Hope rises as Nigerian pharmaceutical industry sees growth

In spite of the fact that the Nigerian pharmaceutical industry still lags behind peers around the world, the sector has witnessed note-worthy growth in recent times that has taken it a step closer to becoming internationally competitive.

Nigeria’s drug makers are touted as uncompetitive as many of them still remain without the World Health Organisation (WHO) pre-qualification necessary for international competition. Currently, Indian pharma firms supply 70 percent of raw materials, semi-finished and finished products (drugs) consumed in Nigeria. Experts attribute the trend to absence of sufficient petrochemical companies that are supposed to produce compounds needed to produce drugs; imports, and poor product packaging, among others.

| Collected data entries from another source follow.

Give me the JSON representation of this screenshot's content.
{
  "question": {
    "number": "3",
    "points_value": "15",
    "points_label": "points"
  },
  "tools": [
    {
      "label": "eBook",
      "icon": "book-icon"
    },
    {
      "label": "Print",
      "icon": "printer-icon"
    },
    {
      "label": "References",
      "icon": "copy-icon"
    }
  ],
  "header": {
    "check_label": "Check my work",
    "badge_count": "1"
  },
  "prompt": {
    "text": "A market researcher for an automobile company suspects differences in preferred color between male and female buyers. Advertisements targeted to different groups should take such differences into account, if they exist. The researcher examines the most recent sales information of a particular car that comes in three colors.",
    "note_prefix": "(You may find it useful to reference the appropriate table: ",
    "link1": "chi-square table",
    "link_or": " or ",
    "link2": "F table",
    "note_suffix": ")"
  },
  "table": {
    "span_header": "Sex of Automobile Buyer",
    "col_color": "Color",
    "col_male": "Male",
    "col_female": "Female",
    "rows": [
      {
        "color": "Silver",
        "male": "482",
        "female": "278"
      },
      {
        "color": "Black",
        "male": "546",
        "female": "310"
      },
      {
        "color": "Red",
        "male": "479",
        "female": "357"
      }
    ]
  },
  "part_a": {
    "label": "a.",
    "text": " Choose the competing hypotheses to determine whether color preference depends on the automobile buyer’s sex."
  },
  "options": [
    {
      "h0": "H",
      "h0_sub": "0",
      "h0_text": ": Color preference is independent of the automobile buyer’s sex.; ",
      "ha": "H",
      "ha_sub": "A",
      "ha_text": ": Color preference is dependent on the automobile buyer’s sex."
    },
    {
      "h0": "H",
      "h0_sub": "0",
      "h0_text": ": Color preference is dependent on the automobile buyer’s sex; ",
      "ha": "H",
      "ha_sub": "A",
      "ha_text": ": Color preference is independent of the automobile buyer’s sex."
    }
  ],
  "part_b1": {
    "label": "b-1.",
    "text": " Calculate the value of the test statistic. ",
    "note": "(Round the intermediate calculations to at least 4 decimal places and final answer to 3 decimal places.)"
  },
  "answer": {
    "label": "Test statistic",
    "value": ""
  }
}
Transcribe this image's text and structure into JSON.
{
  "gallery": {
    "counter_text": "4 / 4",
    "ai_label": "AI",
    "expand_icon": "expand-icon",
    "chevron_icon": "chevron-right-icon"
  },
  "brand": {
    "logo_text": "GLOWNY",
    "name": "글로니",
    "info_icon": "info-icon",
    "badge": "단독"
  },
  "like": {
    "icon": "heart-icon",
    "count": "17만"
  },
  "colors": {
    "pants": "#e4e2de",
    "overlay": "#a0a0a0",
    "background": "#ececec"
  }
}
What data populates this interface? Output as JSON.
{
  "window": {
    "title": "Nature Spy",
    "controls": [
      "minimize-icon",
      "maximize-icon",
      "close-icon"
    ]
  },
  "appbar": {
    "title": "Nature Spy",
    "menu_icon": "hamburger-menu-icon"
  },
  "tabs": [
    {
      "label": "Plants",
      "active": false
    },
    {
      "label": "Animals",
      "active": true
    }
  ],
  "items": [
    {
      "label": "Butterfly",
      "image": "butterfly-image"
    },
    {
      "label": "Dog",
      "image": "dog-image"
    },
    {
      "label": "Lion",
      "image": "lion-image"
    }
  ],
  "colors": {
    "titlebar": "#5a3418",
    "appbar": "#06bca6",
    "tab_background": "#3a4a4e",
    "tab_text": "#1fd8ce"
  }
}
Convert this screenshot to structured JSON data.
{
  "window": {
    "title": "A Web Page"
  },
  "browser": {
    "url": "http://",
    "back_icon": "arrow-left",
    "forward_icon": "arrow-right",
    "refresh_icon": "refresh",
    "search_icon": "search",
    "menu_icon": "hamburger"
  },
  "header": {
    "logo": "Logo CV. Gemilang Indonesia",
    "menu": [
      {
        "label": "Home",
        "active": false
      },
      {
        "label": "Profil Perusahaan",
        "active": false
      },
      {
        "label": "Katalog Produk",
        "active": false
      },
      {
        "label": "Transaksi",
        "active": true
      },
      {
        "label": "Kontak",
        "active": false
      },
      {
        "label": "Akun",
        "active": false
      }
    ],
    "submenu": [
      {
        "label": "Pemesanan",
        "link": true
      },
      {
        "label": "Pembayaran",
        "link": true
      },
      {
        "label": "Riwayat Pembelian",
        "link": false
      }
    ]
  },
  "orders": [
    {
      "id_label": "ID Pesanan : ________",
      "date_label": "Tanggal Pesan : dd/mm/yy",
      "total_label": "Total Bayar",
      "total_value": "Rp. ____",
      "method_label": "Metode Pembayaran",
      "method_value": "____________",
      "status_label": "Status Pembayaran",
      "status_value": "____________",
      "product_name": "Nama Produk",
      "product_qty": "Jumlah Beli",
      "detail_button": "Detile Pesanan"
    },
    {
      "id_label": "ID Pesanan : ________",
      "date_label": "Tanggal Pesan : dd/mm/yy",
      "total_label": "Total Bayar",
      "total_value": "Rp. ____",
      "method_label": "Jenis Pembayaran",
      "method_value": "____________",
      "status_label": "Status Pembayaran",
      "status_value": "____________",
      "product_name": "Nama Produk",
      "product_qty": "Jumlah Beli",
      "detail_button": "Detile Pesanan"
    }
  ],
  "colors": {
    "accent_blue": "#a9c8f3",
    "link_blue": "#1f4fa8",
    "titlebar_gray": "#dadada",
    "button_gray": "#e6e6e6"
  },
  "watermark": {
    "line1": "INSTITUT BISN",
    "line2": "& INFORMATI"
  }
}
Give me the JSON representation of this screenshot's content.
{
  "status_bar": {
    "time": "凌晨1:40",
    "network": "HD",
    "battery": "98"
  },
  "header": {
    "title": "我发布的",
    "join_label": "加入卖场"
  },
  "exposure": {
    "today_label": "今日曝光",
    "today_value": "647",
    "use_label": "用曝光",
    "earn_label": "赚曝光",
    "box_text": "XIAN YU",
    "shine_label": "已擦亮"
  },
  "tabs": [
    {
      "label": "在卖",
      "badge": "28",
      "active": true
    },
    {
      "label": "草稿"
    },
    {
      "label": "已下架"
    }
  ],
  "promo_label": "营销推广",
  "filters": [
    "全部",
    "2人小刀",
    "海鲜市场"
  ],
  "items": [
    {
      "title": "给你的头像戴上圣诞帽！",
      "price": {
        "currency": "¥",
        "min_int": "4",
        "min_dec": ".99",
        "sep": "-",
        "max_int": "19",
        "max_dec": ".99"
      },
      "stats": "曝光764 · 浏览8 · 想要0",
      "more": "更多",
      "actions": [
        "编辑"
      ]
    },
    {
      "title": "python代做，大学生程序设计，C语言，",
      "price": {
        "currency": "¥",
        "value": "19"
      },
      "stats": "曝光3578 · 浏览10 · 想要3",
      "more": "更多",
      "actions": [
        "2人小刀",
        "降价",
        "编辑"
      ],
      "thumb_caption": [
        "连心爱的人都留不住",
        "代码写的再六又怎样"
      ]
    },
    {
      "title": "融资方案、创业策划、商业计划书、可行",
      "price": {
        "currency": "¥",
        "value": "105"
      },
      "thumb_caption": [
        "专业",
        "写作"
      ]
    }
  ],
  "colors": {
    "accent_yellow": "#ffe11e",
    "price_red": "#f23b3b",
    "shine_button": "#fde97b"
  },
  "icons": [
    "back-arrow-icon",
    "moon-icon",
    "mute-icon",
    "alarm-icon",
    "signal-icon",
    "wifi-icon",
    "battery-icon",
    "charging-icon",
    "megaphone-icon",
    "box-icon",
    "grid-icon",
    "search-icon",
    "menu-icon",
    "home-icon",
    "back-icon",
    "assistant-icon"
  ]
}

But the situation is gradually changing as manufacturers are beginning to invest and expand capacity to meet the requirements. Within the last four years, more than $44 million was invested by about 14 members of Pharmaceutical Group of the Manufacturers Association of Nigeria (PG-MAN) into factory expansion and upgrade of manufacturing processes, said Bunmi Olaopa, president, PG-MAN.

Swiss Pharma Nigeria Limited has already complied with the standards of good manufacturing practice (GMP) of the World Health Organisation (WHO) and has been certified for GMP by the world heath body, according to Colin Cummings, chairman/CEO, Swipha Ltd. Like Swiss Pharma, Evans Medical plc has also fully upgraded its facilities, while Chi Pharma Limited, May & Baker Nigeria plc and Juhel Nigeria Limited have completed and commissioned new factories within this period and are set to get certifications.

MAN’s July to December 2013 Economic Review shows that pharmaceutical and chemical industry (considered as one) had its capacity increase to 54 percent in the second quarter of 2013 (H2 2013), from 47 percent recorded by the first quarter of the same year (H1 2013). This also represents a rise from 51 percent and 52 percent reported by H2 2012 and H1 2012, respectively.

The report also shows that raw materials sourced locally by the sector rose to 61.18 percent in H2 2013, from 53.2 percent and 51 percent reported in H1 2013 and H2 2012, respectively. Total investments in H2 2013 also reached N218.8 billion, from N4.535 billion reported in H1 2013.

“In spite of huge investments by local manufacturers, the poor level of patronage by government ministries and agencies is unacceptable. Patronage is critical to the survival of the industry, hence, we consistently advocate patronage of local manufacturers and the implementation of domestic preference policy of the public procurement Act 2007,” Olaopa said recently.